It’s Time to Stop the Nonsense

It’s hard to overstate the amount of nonsensical chatter on credit default swaps (CDS) in the past few days.  At the top of our list is a column by physicist Mark Buchanan in Bloomberg BusinessWeek.  It says that CDS make today’s sovereign debt crisis “different – and possibly more dangerous” because they create a “largely invisible network of ties among institutions around the world, which could ultimately cause global financial chaos.”   That’s because CDS are “mostly arranged ‘over-the-counter,’ not traded on any exchange or recorded by any central information repository.”

Really?

Does the author not know about DTCC’s CDS Trade Information Warehouse?  (For that matter, doesn’t anyone at Bloomberg BusinessWeek know about it either?)  It’s only been up and running since 2008, capturing more than 98% of all CDS transactions.  Its launch may not have rivaled the neutrino time trials recently carried out by CERN in Europe.  But surely its existence should be known to someone purporting to be an expert on the CDS market.

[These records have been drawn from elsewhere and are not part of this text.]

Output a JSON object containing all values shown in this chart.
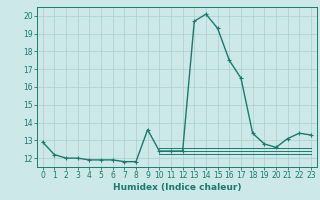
{
  "title": "",
  "xlabel": "Humidex (Indice chaleur)",
  "ylabel": "",
  "x": [
    0,
    1,
    2,
    3,
    4,
    5,
    6,
    7,
    8,
    9,
    10,
    11,
    12,
    13,
    14,
    15,
    16,
    17,
    18,
    19,
    20,
    21,
    22,
    23
  ],
  "series": [
    {
      "y": [
        12.9,
        12.2,
        12.0,
        12.0,
        11.9,
        11.9,
        11.9,
        11.8,
        11.8,
        13.6,
        12.4,
        12.4,
        12.4,
        19.7,
        20.1,
        19.3,
        17.5,
        16.5,
        13.4,
        12.8,
        12.6,
        13.1,
        13.4,
        13.3
      ],
      "color": "#1a7a6e",
      "lw": 1.0,
      "marker": "+"
    },
    {
      "y": [
        null,
        null,
        null,
        null,
        null,
        null,
        null,
        null,
        null,
        null,
        12.25,
        12.25,
        12.25,
        12.25,
        12.25,
        12.25,
        12.25,
        12.25,
        12.25,
        12.25,
        12.25,
        12.25,
        12.25,
        12.25
      ],
      "color": "#1a7a6e",
      "lw": 0.7,
      "marker": null
    },
    {
      "y": [
        null,
        null,
        null,
        null,
        null,
        null,
        null,
        null,
        null,
        null,
        12.4,
        12.4,
        12.4,
        12.4,
        12.4,
        12.4,
        12.4,
        12.4,
        12.4,
        12.4,
        12.4,
        12.4,
        12.4,
        12.4
      ],
      "color": "#1a7a6e",
      "lw": 0.7,
      "marker": null
    },
    {
      "y": [
        null,
        null,
        null,
        null,
        null,
        null,
        null,
        null,
        null,
        null,
        12.55,
        12.55,
        12.55,
        12.55,
        12.55,
        12.55,
        12.55,
        12.55,
        12.55,
        12.55,
        12.55,
        12.55,
        12.55,
        12.55
      ],
      "color": "#1a7a6e",
      "lw": 0.7,
      "marker": null
    }
  ],
  "ylim": [
    11.5,
    20.5
  ],
  "yticks": [
    12,
    13,
    14,
    15,
    16,
    17,
    18,
    19,
    20
  ],
  "xlim": [
    -0.5,
    23.5
  ],
  "bg_color": "#cce8e8",
  "grid_color": "#aacfcf",
  "line_color": "#1a7a6e",
  "tick_color": "#1a7a6e",
  "label_color": "#1a7a6e",
  "tick_fontsize": 5.5,
  "xlabel_fontsize": 6.5
}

The CDS warehouse offers a significant level of regulatory transparency and helps to ensure that AIG can’t happen again.  Some of the information it captures is public and is available here.

Note in Table 6 of the DTCC data that the net notional on Greek debt currently measures US$3.7 billion.  This figure is calculated by summing the net exposures of the protection sellers, so it is impossible for any one firm selling protection to have more than $3.7bn in exposure.  Of course, given that there are many net sellers, any one seller’s exposure is likely to be far less.

Also, firms’ net exposures are partially offset by the recovery value of the underlying obligations. For example, if the post-default recovery value of Greek debt was (hypothetically) 50%, the maximum aggregate amount payable would be 50% of $3.7 billion, or $1.85 billion. Furthermore, statistics indicate that, on average, 70 per cent of derivatives exposure is collateralised and the level of CDS collateralization is likely to be even higher as over 90% of CDS transactions (by numbers of trades) are collateralised. Thus, in this example, of the $1.85bn that would be payable, about $1.5bn is secured.

So please, let’s stop the nonsense. There are serious issues to be discussed regarding global regulatory reform and the financial markets.  Greater transparency and the threat of CDS contagion in the event of a Greek default aren’t among them.